私の店では、iPhone 13/13 miniは在庫を持っているか、欠品していても発注すればすぐに入荷します。でも、iPhone 13 Pro/Pro Maxの在庫はなくて、発注してもすぐには入荷できない状態が続いています。
例年だと、より新しいもの、より高機能を求めるお客さまが発売日近辺でProシリーズに飛びついて、それが落ち着いたらProじゃないモデルがコンスタントに売れていくという感じです。ところが、今回(2021年)は初動を担うProシリーズが全然入荷せず、事前予約分をさばくだけでもある程度の時間を要している状況です。
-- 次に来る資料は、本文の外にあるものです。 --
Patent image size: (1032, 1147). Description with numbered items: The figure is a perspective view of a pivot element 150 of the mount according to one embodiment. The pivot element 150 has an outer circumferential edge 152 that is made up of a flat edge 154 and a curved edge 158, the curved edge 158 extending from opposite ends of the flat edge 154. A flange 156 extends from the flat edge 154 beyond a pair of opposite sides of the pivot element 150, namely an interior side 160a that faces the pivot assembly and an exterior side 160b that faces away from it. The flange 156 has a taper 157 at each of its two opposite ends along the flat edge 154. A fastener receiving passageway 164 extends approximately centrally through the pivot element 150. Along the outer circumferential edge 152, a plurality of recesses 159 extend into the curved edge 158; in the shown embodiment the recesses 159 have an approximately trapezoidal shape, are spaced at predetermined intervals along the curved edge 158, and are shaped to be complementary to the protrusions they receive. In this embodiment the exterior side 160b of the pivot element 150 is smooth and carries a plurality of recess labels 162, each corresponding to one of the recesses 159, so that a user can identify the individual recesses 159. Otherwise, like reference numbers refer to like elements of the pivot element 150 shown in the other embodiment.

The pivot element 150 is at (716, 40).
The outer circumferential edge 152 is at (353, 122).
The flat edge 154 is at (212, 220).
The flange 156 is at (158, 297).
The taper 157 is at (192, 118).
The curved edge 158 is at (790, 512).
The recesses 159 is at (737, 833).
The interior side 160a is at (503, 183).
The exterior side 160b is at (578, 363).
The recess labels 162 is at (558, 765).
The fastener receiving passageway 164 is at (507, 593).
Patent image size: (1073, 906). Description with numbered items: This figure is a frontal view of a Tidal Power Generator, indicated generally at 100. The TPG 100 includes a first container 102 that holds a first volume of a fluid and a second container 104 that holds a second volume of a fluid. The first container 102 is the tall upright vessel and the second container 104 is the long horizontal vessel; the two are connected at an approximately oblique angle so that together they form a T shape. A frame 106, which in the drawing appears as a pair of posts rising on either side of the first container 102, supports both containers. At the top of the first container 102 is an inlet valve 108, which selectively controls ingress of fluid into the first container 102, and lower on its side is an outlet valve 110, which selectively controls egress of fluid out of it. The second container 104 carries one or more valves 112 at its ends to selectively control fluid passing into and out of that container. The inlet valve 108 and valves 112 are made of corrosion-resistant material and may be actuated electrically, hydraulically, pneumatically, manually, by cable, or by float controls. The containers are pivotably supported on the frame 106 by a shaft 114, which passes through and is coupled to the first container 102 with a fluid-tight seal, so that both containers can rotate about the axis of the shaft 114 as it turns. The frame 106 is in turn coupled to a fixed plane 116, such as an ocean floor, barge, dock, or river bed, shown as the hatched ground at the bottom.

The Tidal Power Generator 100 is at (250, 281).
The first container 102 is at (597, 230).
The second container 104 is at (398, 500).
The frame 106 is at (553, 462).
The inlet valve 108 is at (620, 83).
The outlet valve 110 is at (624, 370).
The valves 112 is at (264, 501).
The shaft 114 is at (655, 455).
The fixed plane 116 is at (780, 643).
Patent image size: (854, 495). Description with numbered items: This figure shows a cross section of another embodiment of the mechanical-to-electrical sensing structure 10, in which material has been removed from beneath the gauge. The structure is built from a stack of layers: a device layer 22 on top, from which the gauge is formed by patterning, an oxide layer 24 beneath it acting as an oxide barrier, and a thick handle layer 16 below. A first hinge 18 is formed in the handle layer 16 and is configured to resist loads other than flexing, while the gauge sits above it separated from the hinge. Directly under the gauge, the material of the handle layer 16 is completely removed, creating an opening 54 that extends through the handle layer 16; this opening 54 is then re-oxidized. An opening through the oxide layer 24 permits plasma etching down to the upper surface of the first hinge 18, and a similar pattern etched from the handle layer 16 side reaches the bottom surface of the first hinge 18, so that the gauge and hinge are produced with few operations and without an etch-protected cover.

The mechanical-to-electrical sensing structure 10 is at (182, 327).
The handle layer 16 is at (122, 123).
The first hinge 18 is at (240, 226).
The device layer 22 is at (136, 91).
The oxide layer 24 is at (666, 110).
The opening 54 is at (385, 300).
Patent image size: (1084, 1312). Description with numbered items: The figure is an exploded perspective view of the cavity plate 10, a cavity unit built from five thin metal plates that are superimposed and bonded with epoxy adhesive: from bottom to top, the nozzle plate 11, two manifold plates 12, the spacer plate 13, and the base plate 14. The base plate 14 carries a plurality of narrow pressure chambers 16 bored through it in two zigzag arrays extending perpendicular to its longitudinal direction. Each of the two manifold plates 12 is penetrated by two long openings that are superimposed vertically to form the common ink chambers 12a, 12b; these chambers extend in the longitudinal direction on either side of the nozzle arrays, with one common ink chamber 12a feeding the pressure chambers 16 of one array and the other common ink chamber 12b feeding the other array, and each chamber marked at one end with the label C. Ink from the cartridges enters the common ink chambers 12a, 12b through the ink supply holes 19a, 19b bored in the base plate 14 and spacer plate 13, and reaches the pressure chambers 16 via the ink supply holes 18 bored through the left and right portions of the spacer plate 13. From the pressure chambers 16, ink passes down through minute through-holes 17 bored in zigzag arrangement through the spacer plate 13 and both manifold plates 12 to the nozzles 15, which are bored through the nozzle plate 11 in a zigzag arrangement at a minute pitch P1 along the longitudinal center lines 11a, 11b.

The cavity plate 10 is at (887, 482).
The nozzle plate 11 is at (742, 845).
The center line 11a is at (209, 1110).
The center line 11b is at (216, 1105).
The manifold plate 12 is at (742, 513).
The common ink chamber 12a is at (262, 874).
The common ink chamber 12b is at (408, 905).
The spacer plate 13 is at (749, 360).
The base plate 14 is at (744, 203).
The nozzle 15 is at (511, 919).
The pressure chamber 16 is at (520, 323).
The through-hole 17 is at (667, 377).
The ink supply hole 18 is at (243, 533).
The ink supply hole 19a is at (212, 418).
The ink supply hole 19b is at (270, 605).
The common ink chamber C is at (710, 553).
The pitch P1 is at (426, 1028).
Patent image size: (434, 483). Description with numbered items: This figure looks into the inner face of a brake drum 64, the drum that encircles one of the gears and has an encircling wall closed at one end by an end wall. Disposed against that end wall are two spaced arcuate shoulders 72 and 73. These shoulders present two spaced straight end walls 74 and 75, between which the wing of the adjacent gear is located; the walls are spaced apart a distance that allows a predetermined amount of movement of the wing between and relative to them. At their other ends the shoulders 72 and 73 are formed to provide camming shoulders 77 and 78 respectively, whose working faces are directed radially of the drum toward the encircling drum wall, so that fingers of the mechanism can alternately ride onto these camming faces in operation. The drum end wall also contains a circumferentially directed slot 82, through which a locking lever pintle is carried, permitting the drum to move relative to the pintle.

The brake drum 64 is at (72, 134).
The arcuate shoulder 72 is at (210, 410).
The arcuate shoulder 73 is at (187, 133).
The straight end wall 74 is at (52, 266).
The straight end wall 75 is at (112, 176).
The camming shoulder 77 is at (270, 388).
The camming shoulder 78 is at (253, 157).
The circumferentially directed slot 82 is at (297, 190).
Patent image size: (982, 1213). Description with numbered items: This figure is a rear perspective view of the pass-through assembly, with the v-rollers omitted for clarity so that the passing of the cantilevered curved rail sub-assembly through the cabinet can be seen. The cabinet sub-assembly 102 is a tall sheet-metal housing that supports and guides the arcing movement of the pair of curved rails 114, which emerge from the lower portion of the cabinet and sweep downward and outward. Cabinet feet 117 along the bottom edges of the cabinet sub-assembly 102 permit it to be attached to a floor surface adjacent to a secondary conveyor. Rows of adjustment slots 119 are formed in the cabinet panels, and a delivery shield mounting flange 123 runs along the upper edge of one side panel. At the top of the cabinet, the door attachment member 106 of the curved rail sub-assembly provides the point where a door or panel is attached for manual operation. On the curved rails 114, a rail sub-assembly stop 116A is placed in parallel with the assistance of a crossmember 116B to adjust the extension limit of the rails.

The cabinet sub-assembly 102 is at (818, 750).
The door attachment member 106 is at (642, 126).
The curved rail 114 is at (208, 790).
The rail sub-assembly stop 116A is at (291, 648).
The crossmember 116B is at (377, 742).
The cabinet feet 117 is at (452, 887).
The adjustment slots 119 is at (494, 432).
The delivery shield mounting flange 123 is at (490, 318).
そのせいか、今回のiPhone 13シリーズについては「売れている」という実感を持てないですし、売り場の盛り上がりにも欠ける状況になってしまっています。
筆者の知人は“ハイエンド”指向が多く、スマホもスタンダードなモデル(最近ならミドルレンジモデル)ではなくフラグシップ(ハイエンド)モデルを好む傾向にあります。iPhoneであれば、Proシリーズにしか興味を持たないという知人も少なくありません。
販売スタッフの目線に立つと、iPhoneのProシリーズはもちろん、Androidスマホのフラグシップモデルはとにかく“初動”が命という面があります。というのも、これらのスマホを求める人は「1日でも早く最新機能や高パフォーマンスに触れたい」と考えるため、需要が発売日から数週間から1カ月程度に集中しやすいのです。このような人はスマホの買い換えスパンも1〜2年程度と短い傾向にあるため、iPhoneならProシリーズじゃないと買い換える意味がないとも考えがちです。
しかし、フラグシップモデルを求める人は、発売から日を置かずに手に入らないとなると「もういいや」と考えがちでもあります。もちろん、店舗スタッフの声にもあるように入荷を辛抱強く待つ人もいるのですが、待ちきれずに別のモデルを買ってしまうケースも見受けられます。
初動が命であるフラグシップモデル(Proシリーズ)がなかなか入荷しない――その文脈に立つと、iPhone 13シリーズが売り上げ的にも店舗スタッフの士気的にも“盛り上がりに欠く”状況だったのは間違いないようです。